(Hong Kong) « Les temps ont changé » : le Parti civique, l’une des principales formations prodémocratie de Hong Kong, a baissé le rideau fin décembre, au terme d’une procédure d’autodissolution qui a soulagé son co-fondateur d’un « fardeau » de plus en plus difficile à porter face aux pressions de Pékin.

Alan Leong n’a conservé que six épinglettes vertes et violettes, portant la date de création du parti, le 19 mars 2006, de ces années de combat, entre succès électoraux et poursuites judiciaires.

« Je n’ai jamais douté de la capacité du peuple de Hong Kong à gouverner Hong Kong, mais il y a des choses qui sont hors de notre contrôle », explique l’expérimenté politicien, âgé de 65 ans, dans une série d’entretiens avec l’AFP ces six derniers mois.

L’ancien dirigeant se sent aujourd’hui « soulagé » de pouvoir « enfin retirer le fardeau » de ses épaules, assure-t-il.

Le Parti civique, surnommé « le parti des avocats », car plusieurs de ses fondateurs travaillaient dans le secteur juridique, a voté en mai son autodissolution, faute de pouvoir se doter d’une direction après la répression subie par ses membres.

La « réalité politique », ainsi que l’absence de fonds et de morale, ont conduit à cette décision, estime Alan Leong, qui a vu ces derniers temps le siège du mouvement se vider de ses meubles et des haut-parleurs de campagne.

« Radicalisation »

Depuis la loi sur la sécurité nationale imposée en 2020 par la Chine, le mouvement a été décimé : emprisonnement de trois de ses membres, destitution de ses élus locaux, et chasse à l’homme contre un de ses anciens députés en exil…

Le Parti civique avait été créé pour promouvoir la démocratisation de Hong Kong, jugée compromise par Pékin, qui a pris les clés de la métropole à la suite de la rétrocession de 1997 par les Britanniques.

La promesse déçue d’élire les dirigeants au suffrage universel a été « le point de départ de la création du parti », se rappelle Albert Lai, un des cadres de la première heure, qui se souvient des aspirations à devenir « un parti qui gouverne ».

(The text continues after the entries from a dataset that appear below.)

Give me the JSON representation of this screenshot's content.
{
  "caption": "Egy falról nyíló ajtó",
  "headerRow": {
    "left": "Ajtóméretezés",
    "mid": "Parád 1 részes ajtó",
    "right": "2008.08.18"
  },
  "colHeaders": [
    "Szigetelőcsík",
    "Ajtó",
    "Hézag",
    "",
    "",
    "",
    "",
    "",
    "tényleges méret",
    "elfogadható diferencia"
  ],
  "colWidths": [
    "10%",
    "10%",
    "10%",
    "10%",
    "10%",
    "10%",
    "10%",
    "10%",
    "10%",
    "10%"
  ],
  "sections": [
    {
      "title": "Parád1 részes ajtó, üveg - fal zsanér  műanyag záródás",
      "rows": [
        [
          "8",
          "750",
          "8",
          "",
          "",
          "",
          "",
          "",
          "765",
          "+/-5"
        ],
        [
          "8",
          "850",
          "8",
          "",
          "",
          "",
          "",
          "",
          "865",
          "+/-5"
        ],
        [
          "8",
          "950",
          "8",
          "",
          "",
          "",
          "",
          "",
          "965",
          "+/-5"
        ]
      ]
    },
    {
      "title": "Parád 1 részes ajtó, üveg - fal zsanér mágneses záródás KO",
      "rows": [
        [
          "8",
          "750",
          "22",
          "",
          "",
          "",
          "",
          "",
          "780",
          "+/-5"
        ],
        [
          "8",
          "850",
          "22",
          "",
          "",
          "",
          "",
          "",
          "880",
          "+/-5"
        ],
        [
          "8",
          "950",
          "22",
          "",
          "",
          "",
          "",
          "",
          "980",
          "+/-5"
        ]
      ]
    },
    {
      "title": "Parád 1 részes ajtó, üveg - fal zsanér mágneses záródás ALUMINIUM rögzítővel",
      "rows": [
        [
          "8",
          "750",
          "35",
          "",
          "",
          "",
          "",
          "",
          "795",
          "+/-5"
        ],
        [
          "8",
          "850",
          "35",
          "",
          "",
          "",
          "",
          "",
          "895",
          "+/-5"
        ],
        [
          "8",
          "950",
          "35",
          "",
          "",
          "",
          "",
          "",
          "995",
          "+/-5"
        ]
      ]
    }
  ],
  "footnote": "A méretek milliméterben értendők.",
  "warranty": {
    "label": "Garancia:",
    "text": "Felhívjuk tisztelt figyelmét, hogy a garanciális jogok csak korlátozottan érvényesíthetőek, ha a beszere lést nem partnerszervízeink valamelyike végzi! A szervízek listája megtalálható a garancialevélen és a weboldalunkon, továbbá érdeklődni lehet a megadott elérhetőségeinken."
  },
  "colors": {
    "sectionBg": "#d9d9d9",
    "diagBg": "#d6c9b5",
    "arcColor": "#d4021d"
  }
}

Le parti, un temps deuxième force d’opposition de Hong Kong, avait contribué, aux côtés de ses alliés radicaux de la Ligue des sociaux-démocrates, à déclencher en 2010 une élection partielle, présentée comme un référendum symbolique sur la démocratisation de la ville. Pékin avait condamné à l’époque une manœuvre « inconstitutionnelle ».

Ronny Tong, un des co-fondateurs qui a fait défection en 2015 pour créer son propre mouvement, a reconnu après coup la « radicalisation » du Parti civique à ce moment-là.

« C’était un acte de confrontation », a déclaré en juin cet actuel membre du gouvernement à un média propouvoir, concédant « regretter » avoir participé à la création du mouvement.

Poursuites

Cette année, la télévision d’État chinoise a qualifié le Parti civique d’« organisation de déstabilisation anti-Chine ».

Sept membres du Parti civique ont fait l’objet de poursuites judiciaires à la suite des protestations massives pro-démocratie de 2019, pour avoir organisé des levées de fonds pour les manifestants, et pour leur participation à une élection primaire officieuse destinée à sélectionner des candidats de l’opposition en vue des législatives — un crime contre la sécurité nationale aux yeux du gouvernement de Hong Kong.

Tous ses élus aux conseils de la ville ont aussi été déchus, en vertu de la doctrine des « patriotes » imposée par Pékin, visant à éliminer de la fonction publique toute voix discordante.

L’ancien député Dennis Kwok, qui fait partie de ceux qui ont perdu leur siège, et désormais vit à l’étranger, est recherché pour « collusion » par la police, qui a placé une récompense d’un million de dollars hongkongais (environ 169 000 $ CAN) sur sa tête.

Mais pour Alan Leong, l’histoire se compose de cycles, qui rendent le futur de la métropole incertain malgré la pression de plus en plus forte exercée par Pékin.

« Je suis sûr qu’un autre parti verra le jour », affirme-t-il.